Fast forward... The wedding was great, Lauren's song was beautiful. Our most distinguished guest was my husband's 90-year old grandpa, who made the trek to Northern California from Florida. Now, Grandpa's an interesting guy. First off, he's huge. Secondly, he has an intense southern accent... think Foghorn Leghorn, but giant. And really old. Did I mention he's 90?? And Southern?? When we called Grandpa to ask what the highlights of the wedding were for him, he said "Well, I started talking to this guitar playin' fella... TURNS OUT, HE'S A LADY!"

Tuesday, February 15, 2011

When Zombies Only Attack Women

I think it's super fun to mess with and question the newly forming perceptions of gender that children are developing. I've learned that despite their short time on this earth, they have extremely strict ideas about what a man looks like and what a woman looks like.

Most stories about children and my gender are a boring story like this:

Child: Are you a boy or a girl?

Me: Guess.

And then they either they are totally freaked out and walk away or they venture a guess. Usually girl. Because actualllllllly, they do know my gender, they just are confused by my aesthetic choices.

Anyhow, this my favorite child confusion story. It happened when I was at a big marching band festival in Boston, Massachusettes called Honk! I was there with the radical marching band I play sax with and a kid (Oscar) of one of the low brass players was there with us. Some people enjoy entertaining Oscar and got him into pretending he was a Zombie.

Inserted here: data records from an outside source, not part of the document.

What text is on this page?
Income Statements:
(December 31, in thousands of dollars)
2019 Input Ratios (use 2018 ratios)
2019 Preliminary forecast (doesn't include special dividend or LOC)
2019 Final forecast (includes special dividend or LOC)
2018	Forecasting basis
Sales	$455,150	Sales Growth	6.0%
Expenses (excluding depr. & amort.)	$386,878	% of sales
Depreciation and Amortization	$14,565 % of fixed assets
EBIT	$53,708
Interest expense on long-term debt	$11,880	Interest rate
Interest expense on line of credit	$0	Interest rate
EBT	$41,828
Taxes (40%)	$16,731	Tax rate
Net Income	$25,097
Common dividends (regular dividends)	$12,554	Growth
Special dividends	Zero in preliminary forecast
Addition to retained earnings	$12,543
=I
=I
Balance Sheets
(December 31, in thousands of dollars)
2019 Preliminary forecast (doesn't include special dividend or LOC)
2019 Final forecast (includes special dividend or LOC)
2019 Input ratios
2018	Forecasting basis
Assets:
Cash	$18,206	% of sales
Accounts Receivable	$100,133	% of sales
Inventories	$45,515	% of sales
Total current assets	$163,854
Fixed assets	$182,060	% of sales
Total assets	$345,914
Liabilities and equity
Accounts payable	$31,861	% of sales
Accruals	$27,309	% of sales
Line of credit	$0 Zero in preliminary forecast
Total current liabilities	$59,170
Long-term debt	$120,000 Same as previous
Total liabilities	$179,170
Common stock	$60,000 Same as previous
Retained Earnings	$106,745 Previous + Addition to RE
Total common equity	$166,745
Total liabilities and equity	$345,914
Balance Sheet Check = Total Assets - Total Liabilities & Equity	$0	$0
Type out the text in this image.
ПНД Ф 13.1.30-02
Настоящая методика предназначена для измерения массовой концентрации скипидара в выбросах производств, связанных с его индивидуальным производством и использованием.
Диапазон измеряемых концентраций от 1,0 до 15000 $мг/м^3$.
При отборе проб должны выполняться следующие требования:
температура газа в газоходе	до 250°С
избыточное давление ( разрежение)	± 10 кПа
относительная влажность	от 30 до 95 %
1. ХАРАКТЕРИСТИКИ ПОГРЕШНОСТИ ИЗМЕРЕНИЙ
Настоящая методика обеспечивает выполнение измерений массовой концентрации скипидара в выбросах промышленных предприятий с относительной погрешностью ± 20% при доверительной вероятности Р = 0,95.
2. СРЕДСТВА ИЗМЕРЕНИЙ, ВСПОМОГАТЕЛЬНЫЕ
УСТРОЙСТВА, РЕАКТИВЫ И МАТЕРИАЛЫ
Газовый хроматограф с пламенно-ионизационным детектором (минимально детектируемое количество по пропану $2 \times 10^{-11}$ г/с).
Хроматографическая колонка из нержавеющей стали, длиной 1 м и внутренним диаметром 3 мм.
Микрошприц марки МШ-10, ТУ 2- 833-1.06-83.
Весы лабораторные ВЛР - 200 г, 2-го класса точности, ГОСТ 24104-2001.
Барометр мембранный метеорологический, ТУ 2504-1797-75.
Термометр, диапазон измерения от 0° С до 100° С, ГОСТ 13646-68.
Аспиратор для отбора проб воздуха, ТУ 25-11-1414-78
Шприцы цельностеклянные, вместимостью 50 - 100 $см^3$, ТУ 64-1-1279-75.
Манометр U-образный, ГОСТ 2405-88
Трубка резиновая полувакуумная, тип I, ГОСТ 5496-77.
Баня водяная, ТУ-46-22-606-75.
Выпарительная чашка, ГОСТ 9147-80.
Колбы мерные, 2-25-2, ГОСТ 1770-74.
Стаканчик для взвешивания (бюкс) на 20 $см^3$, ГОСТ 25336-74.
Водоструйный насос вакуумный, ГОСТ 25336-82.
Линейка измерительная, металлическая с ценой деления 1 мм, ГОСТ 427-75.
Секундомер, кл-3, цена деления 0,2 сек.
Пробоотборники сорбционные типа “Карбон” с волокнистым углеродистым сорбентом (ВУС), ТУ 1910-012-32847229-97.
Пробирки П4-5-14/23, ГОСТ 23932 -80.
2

Our interaction went like this:

Oscar: Rwarrr, I'm a Zombie who eats brains!!

Me: I'm so scared, don't eat my brains! (Ugh, I never know how to play with kids)

Oscar: But don't worry, I only eat girl brains!

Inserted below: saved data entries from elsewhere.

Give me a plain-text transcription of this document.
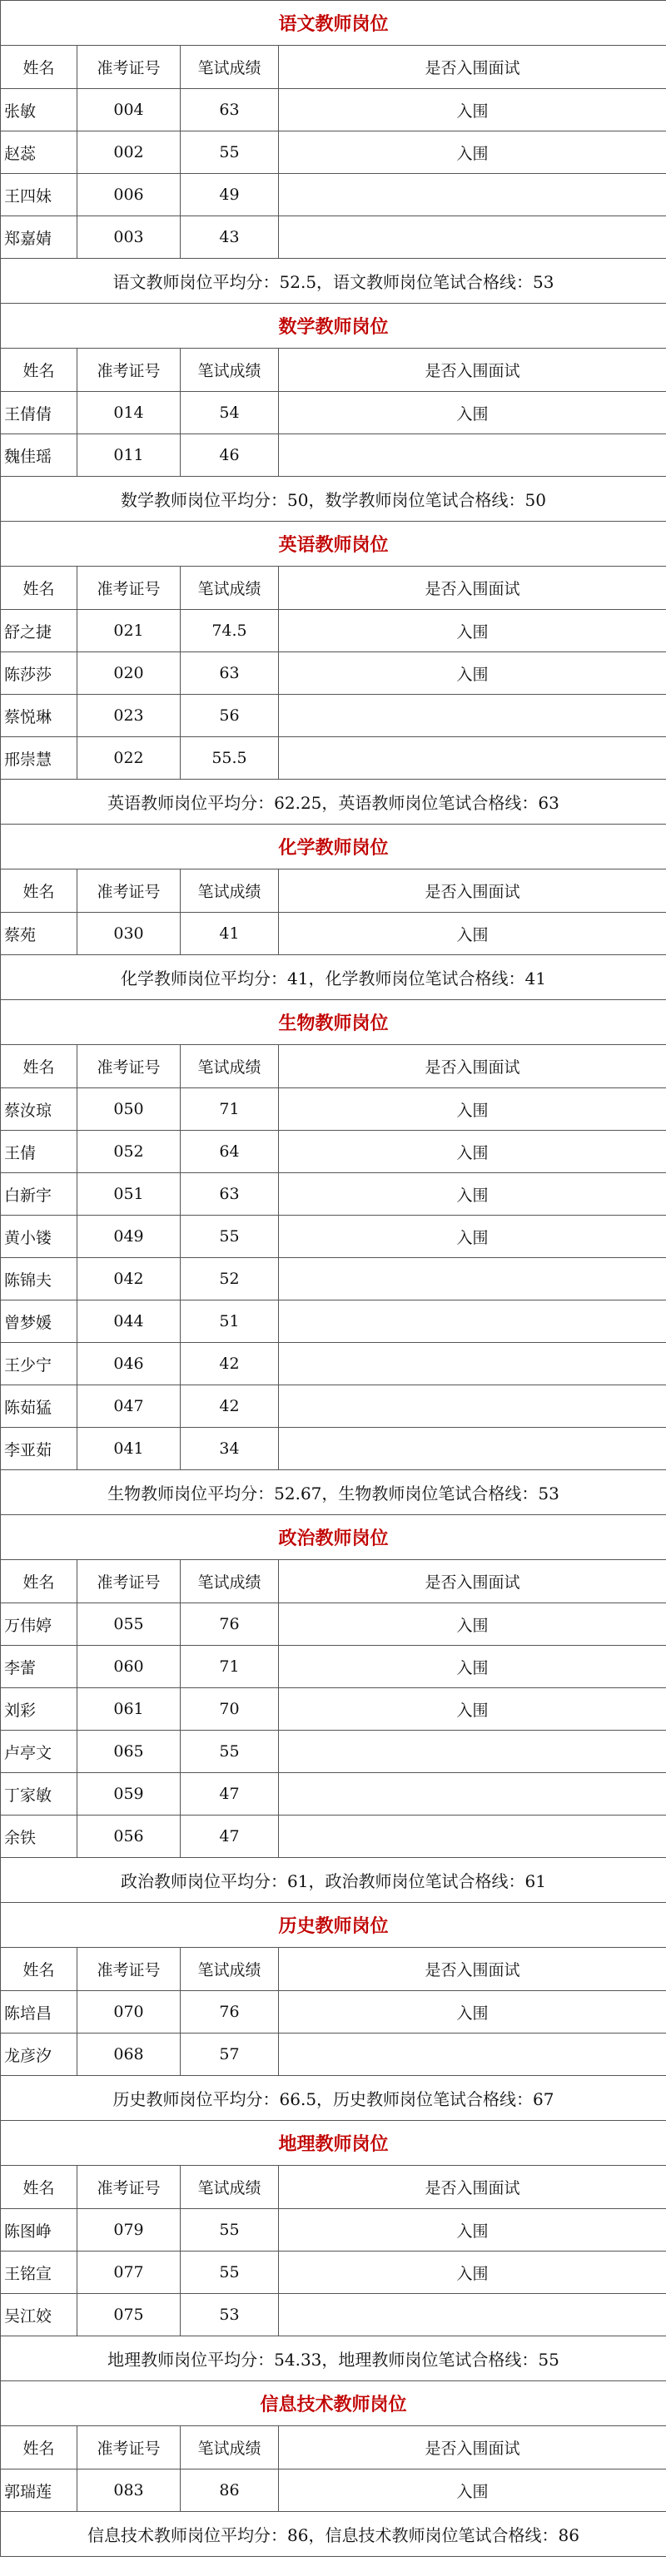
语文教师岗位			
姓名	准考证号	笔试成绩	是否入围面试
张敏	004	63	入围
赵蕊	002	55	入围
王四妹	006	49	
郑嘉婧	003	43	
语文教师岗位平均分：52.5，语文教师岗位笔试合格线：53			
数学教师岗位			
姓名	准考证号	笔试成绩	是否入围面试
王倩倩	014	54	入围
魏佳瑶	011	46	
数学教师岗位平均分：50，数学教师岗位笔试合格线：50			
英语教师岗位			
姓名	准考证号	笔试成绩	是否入围面试
舒之捷	021	74.5	入围
陈莎莎	020	63	入围
蔡悦琳	023	56	
邢崇慧	022	55.5	
英语教师岗位平均分：62.25，英语教师岗位笔试合格线：63			
化学教师岗位			
姓名	准考证号	笔试成绩	是否入围面试
蔡苑	030	41	入围
化学教师岗位平均分：41，化学教师岗位笔试合格线：41			
生物教师岗位			
姓名	准考证号	笔试成绩	是否入围面试
蔡汝琼	050	71	入围
王倩	052	64	入围
白新宇	051	63	入围
黄小镂	049	55	入围
陈锦夫	042	52	
曾梦媛	044	51	
王少宁	046	42	
陈茹猛	047	42	
李亚茹	041	34	
生物教师岗位平均分：52.67，生物教师岗位笔试合格线：53			
政治教师岗位			
姓名	准考证号	笔试成绩	是否入围面试
万伟婷	055	76	入围
李蕾	060	71	入围
刘彩	061	70	入围
卢亭文	065	55	
丁家敏	059	47	
余铁	056	47	
政治教师岗位平均分：61，政治教师岗位笔试合格线：61			
历史教师岗位			
姓名	准考证号	笔试成绩	是否入围面试
陈培昌	070	76	入围
龙彦汐	068	57	
历史教师岗位平均分：66.5，历史教师岗位笔试合格线：67			
地理教师岗位			
姓名	准考证号	笔试成绩	是否入围面试
陈图峥	079	55	入围
王铭宣	077	55	入围
吴江姣	075	53	
地理教师岗位平均分：54.33，地理教师岗位笔试合格线：55			
信息技术教师岗位			
姓名	准考证号	笔试成绩	是否入围面试
郭瑞莲	083	86	入围
信息技术教师岗位平均分：86，信息技术教师岗位笔试合格线：86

And that's how I still have my brains today. Look how happy I am about that.

Thursday, February 10, 2011

That Kid

First post! Here's a blog dedicated to all the times I'm mistaken for a 15 year old boy, or a man, or a dude, or a boychildmandude. And this is blog material, because I'm really a woman in my late twenties who happens to just look far better in clothing made for men. For example:

Was in Duane Reade today trying to buy my expensive Herbal Mist White Tea with Yerba Mate. Went to the counter to purchase said drink and all three sales representatives were helping a highly agitated woman. The woman looks over at me and says to the sales reps: "I think that kid wants to buy a drink."